I did say "shemale." I read the question as-written, repeated the term in my response, and then used "transexual" in place of "shemale" ("transexual sex-worker," "transexual porn"), modeling the use of less offensive terms, before circling back to "shemale" in order to unpack why some find it offensive. I never used the phrase "freaky tranny porn." I never said the word "tranny" at UCI at all; indeed, I've made a conscious effort to stop using "tranny" after the memo went out last year declaring the word an off-limits "hate term." (Mike Signorile wrote a good post about the rapidly changing take on the word "tranny" here.)
As for "freaky boy": that boy is a bit of a freak and anyone who reads my column knows that I'm pro-freak, pro-kink, pro-porn, pro-just-about-everything. I'm a freak myself, as I've said numerous times, I married a freak, some of my best friends are freaks. "Freak," in the context of "Savage Love," is a freakin' compliment. More to the point: I didn't tell the girl who asked the question to dump her boyfriend because he enjoys trans porn; indeed, I urged her to keep dating him if she was into him and willing to go there (anal, allowing him to enjoy his porn). And this is nothing new with me: I've long taken the side of people who are trans or attracted to trans folks. Here's a column I wrote about trans issues in 1999. (Try not to get bogged down on the headline, thought policepersons, as columnists don't write their own headlines.) And the advice I was giving to trans/trans-attracted people in 1999 isn't much different from the advice I gave earlier this year...

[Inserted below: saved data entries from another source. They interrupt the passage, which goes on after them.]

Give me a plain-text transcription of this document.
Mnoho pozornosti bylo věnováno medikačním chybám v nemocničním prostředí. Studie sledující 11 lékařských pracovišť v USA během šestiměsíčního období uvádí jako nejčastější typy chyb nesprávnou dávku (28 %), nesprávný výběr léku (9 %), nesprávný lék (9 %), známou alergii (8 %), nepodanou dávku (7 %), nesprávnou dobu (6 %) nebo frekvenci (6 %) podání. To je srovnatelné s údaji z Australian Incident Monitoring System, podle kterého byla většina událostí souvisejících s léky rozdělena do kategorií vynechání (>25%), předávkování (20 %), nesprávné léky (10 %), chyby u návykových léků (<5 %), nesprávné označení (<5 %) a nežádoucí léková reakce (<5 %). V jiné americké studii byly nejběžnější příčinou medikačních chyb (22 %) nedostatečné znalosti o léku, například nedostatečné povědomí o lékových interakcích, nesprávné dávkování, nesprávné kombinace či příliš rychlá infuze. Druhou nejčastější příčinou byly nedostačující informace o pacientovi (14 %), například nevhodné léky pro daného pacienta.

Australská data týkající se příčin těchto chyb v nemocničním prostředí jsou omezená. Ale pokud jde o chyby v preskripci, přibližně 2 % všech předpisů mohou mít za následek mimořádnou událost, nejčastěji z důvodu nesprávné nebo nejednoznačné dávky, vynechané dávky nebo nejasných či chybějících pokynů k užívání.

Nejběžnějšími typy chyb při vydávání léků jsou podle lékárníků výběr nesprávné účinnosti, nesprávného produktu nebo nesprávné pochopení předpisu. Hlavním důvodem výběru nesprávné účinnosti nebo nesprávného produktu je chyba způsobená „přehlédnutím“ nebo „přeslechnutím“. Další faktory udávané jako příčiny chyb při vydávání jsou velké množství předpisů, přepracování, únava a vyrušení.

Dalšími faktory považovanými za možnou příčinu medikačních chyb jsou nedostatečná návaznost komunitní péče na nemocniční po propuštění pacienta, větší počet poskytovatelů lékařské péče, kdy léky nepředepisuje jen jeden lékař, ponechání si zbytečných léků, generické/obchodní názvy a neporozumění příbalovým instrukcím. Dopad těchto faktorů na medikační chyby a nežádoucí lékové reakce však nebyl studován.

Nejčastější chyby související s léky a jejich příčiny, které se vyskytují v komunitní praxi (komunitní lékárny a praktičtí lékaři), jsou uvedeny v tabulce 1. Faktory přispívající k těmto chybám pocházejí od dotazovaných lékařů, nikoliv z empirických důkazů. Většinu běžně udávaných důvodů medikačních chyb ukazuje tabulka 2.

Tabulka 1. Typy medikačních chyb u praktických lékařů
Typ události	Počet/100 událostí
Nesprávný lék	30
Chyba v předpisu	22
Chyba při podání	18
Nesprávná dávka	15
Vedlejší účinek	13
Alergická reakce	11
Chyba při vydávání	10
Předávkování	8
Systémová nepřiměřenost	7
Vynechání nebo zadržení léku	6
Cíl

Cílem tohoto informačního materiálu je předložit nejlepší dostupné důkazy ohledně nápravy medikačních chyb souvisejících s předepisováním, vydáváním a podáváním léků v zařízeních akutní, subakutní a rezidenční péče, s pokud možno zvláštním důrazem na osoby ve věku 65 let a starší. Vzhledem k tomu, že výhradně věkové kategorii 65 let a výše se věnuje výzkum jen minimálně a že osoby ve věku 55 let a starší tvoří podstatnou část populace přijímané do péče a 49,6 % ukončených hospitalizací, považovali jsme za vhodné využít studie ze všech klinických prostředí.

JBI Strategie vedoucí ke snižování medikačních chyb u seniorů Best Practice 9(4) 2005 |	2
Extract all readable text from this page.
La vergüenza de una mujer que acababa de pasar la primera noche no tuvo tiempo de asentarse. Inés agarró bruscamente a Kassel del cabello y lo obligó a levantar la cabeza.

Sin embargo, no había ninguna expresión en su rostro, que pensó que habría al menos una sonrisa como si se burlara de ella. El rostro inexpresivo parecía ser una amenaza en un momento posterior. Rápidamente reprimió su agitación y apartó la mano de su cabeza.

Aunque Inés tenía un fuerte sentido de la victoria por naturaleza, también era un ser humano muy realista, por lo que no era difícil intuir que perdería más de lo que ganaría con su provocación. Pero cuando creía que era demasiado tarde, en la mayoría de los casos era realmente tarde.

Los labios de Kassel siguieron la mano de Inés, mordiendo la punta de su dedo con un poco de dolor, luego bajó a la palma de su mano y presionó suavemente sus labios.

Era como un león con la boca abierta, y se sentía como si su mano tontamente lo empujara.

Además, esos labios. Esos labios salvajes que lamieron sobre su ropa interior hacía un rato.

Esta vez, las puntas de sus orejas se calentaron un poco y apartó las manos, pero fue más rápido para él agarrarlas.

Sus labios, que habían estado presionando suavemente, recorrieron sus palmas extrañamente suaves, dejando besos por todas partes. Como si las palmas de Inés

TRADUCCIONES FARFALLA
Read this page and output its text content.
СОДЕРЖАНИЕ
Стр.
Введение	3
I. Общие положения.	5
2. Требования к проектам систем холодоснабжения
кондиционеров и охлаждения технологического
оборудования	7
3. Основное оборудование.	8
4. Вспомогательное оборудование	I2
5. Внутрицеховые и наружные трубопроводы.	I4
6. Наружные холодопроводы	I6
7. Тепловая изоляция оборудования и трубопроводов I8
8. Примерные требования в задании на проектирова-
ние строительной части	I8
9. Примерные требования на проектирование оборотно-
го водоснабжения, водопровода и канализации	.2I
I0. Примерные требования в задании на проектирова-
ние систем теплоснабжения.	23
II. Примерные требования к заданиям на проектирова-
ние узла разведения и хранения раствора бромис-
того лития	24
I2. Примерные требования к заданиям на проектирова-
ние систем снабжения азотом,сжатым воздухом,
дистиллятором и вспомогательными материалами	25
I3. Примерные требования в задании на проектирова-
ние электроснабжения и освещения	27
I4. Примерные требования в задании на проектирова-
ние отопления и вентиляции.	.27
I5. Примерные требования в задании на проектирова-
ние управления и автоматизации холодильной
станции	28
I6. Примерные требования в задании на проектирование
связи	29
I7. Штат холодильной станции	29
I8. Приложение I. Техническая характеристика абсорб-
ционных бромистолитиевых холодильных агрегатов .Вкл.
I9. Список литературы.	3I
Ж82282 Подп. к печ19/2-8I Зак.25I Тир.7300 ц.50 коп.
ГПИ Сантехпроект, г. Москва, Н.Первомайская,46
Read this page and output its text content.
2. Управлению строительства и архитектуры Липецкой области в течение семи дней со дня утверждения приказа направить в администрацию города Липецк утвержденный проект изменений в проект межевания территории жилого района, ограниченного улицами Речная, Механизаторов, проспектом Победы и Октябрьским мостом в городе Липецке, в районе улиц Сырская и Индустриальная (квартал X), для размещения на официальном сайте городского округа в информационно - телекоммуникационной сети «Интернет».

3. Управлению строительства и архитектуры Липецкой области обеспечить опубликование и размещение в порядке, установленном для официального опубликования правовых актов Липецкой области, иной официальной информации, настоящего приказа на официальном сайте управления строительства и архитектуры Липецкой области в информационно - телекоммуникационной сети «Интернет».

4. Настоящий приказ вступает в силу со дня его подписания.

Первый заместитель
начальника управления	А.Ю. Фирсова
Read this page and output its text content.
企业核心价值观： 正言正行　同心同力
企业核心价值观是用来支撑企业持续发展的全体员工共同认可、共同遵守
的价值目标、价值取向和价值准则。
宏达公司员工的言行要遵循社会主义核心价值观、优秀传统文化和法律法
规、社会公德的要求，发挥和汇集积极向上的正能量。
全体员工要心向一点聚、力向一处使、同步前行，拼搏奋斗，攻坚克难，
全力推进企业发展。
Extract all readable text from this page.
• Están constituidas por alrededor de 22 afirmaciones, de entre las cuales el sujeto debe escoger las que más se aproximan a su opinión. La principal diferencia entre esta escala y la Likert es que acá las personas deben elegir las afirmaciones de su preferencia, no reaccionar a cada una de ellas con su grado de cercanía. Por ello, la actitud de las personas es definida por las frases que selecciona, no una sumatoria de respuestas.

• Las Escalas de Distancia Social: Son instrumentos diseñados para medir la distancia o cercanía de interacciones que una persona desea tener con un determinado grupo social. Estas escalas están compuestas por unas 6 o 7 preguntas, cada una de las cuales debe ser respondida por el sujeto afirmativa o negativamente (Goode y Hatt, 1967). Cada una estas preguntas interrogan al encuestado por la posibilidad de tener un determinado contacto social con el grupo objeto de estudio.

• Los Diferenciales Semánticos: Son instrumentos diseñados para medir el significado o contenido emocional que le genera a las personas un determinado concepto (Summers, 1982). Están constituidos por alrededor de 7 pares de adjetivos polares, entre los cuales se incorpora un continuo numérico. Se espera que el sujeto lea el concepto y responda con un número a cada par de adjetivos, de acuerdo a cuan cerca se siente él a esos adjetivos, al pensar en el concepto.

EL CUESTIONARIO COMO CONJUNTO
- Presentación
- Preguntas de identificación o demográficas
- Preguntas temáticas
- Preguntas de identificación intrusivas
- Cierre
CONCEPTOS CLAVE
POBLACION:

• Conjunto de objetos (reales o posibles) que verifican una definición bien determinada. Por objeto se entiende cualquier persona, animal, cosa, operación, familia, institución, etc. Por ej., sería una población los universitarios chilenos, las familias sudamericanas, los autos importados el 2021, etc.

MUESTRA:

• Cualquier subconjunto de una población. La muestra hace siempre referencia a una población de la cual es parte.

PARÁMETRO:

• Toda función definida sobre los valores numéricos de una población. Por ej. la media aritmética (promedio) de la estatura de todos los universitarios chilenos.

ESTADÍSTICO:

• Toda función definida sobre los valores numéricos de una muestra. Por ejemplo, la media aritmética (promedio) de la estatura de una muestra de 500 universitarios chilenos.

Back to what went down at UCI: It's clear from the transcript—and it's clear from the way that my remarks are being actively and maliciously misrepresented—that the people pushing this "Dan Savage is transphobic!" meme are not honest actors. False accusations of engaging in hate speech are themselves a form hate speech—particularly in the hothouse environment of LGBT activism. Any honest reader of my column, like any honest person who attended my Q&A at UCI, knows that not only I am not transphobic, I'm pretty rabidly pro-trans.